Living in hope of a Lebanese resurgence - Businesslive

15 July 2019 - Hopefulness can be unreliable — passive, or blindly clung to — in the face of history’s ravages and flattened remains. But, as Najjar implies, hope can also be a more active ingredient, a claim, against the odds, to be insistently present.

Two days into a visit to Lebanon in June, I sensed my reputation for navigation had fallen to the floor on the grounds of a rattling failure to locate a bookshop I knew was only a few hundred metres from our hotel in Beirut’s teeming Hamra district.

In its dense, often unrevealing Levantine setting, you would have thought The LittleBookshop would advertise itself like a siren to a foreigner adrift — especially one anxious to find English translations of Elias Khoury, Alexandre Najjar and Amin Maalouf. No such luck. I had some excuses — street signs rendered in inscrutable Arabic, slight discrepancies between map and actuality, the general disorientation that comes with foreignness.

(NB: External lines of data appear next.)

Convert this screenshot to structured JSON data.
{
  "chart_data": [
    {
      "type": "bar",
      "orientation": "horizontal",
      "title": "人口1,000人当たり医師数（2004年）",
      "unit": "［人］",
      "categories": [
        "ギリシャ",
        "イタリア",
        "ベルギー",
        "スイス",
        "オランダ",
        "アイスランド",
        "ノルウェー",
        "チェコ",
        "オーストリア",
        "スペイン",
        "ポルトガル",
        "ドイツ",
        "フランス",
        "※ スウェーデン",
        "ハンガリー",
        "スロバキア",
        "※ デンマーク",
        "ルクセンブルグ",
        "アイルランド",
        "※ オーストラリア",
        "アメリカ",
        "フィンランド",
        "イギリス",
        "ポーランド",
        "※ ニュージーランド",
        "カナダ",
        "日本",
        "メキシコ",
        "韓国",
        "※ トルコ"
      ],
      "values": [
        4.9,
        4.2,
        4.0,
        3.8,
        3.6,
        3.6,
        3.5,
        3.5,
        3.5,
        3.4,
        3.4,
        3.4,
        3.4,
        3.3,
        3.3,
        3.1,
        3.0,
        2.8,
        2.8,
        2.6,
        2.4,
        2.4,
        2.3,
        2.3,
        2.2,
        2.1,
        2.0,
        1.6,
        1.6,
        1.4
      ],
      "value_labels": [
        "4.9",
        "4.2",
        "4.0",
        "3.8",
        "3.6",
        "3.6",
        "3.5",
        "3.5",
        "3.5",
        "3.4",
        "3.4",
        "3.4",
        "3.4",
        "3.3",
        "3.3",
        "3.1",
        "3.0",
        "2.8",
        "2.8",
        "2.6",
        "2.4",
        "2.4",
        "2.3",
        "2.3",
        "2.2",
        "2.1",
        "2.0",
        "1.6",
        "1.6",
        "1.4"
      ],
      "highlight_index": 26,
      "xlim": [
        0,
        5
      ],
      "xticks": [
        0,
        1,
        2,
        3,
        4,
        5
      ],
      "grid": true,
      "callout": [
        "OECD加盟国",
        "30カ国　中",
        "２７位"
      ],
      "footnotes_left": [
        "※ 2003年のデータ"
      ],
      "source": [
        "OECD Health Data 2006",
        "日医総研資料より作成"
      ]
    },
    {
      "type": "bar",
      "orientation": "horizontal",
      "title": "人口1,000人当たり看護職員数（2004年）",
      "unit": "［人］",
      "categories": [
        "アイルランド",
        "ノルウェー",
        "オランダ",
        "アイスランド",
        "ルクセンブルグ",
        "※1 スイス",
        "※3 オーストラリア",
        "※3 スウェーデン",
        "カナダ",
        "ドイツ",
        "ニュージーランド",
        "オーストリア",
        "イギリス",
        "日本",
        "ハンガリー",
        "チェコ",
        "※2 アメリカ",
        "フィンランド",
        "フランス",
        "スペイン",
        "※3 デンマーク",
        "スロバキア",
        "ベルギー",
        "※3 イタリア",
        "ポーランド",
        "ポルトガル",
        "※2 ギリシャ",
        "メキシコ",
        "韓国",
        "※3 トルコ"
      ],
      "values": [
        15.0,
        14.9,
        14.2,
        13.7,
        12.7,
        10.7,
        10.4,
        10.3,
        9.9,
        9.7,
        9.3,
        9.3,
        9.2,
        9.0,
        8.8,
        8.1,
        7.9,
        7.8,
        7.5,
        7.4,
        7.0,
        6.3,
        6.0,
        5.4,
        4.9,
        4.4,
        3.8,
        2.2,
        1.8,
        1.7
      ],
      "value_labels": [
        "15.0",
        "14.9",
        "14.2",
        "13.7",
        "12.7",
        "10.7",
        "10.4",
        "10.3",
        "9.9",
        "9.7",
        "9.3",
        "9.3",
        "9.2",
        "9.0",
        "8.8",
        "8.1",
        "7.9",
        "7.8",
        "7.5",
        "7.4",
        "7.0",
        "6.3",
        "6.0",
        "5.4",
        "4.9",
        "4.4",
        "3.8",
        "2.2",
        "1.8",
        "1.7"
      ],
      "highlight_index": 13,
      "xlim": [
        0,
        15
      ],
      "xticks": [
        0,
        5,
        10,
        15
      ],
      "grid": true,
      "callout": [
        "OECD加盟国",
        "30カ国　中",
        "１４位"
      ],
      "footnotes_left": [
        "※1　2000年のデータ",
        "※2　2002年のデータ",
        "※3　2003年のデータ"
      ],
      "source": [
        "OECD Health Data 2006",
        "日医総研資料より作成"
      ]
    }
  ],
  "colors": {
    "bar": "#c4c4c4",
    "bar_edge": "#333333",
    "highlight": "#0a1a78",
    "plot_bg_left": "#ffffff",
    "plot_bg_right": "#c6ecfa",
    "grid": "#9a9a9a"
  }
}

But still, it was an embarrassing failure. “I know exactly where it is,” I kept insisting to my increasingly sceptical wife. “It’s only two blocks from the hotel.” Well, Sharon’s expression seemed to say, why can’t you find it? I did eventually (my fourth foray, I think), in the Makdisi Building in Basra Street, but it was closed. In the end, all turned out well; the excellent Librairie Antoine, and, in our final hour, the Virgin Megastore at Rafic Hariri Airport, yielded all on my list, and more.

Though — or because — unvisited, The Little Bookshop serves nevertheless as a helpful metaphor for a condition hinted at in Benjamin Disraeli’s cautionary observation that, like all travellers, “I have seen more than I remember and remember more than I have seen”. Perhaps one of the best reasons for seeking out writerly discursions is that they can almost always be counted on to muddle the simplicities that inevitably well from remembering more than you have seen.

One of the books I bought in Beirut is Najjar’s moving homage, The Silence of My Father. It closes with an account of the million-strong 2005 demonstration against Syria’s 30-year occupation — the Cedar Revolution (after Lebanon’s national emblem) — in Beirut’s Martyrs’ Square.

Damascus withdrew its forces within six weeks. Najjar’s lawyer father was too old to attend, though followed proceedings on television. Later, when Alexandre returned home for supper, he reminded his father of the condolences expressed by a notary many years earlier, during the civil war, when old man Najjar’s country home “had been ravaged by 13 bombshells and that all of the trees in the garden — with the exception of the cedar — had been flattened”.

The notary had said: “My condolences, sir. It was with great sadness that I learned that your house had been destroyed. What a tragedy.” Najjar concludes: “Lifting his index finger, my father had replied: ‘Yes, but the cedar is still standing!”’ It’s a piercing instance of hope — yet, one might ask, what’s to hope for?

I wrote elsewhere last week of Lebanon’s grave challenges, for all the successes of its mammoth post-civil war reconstruction, and the indefatigable generosity of its people. Its administration is riven with corruption and deadlock-prone politics, perilously balancing the interests — sectional and ideological — of no fewer than 18 religious sects. Its economic condition is reflected in a debt-to-GDP ratio of 150%, with nearly a third of government spending going to interest on debt, and a similar sum to the wage bill of a bloated civil service.

Hopefulness can be unreliable — passive, or blindly clung to — in the face of history’s ravages and flattened remains. But, as Najjar implies, hope can also be a more active ingredient, a claim, against the odds, to be insistently present.

Najjar’s homage to his father begins with a half-page prologue in which he speaks of his much-loved parent as an amalgam of things, “at once authoritarian and gentle, austere and mischievous”. He was a “teacher of hope”. “The day I was born,” the prologue begins, “my father planted a cedar tree in the garden. That meant he loved me as much as his country.”

• Morris is head of media at the Institute of Race Relations.